Читаем У каждого своя война полностью

И тут у Вениамина Павловича начало багроветь лицо, широкий шрам медленно вспух, будто его надули изнутри, и черные глаза сделались страшноватыми.

- Выйди вон, орясина! — загремел голос учителя.

Поляков хлопнул крышкой парты, вразвалочку, с независимым и беззаботным видом пошел из класса.

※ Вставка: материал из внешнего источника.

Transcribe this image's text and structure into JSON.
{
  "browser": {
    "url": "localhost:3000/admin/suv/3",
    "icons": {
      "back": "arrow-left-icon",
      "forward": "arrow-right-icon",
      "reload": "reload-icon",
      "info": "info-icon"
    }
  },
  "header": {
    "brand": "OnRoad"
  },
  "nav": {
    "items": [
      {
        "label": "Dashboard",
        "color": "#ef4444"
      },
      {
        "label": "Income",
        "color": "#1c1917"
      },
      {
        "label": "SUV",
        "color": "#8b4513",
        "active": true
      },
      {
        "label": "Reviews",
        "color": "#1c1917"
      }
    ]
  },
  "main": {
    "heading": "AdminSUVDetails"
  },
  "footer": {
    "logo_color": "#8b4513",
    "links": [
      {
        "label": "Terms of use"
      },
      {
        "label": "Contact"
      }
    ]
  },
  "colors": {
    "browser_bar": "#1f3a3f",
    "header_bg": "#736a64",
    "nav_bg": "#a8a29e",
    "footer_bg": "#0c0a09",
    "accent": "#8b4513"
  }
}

И все же, несмотря на такое бесцеремонное, грубое обращение, ребята не проклинали историка, не призывали на его голову кары небесные. Даже любили. Наверное, потому, что он никогда не жаловался на учеников ни директору, ни завучу, ни классному руководителю. Никогда не делал кляузных записей в дневниках.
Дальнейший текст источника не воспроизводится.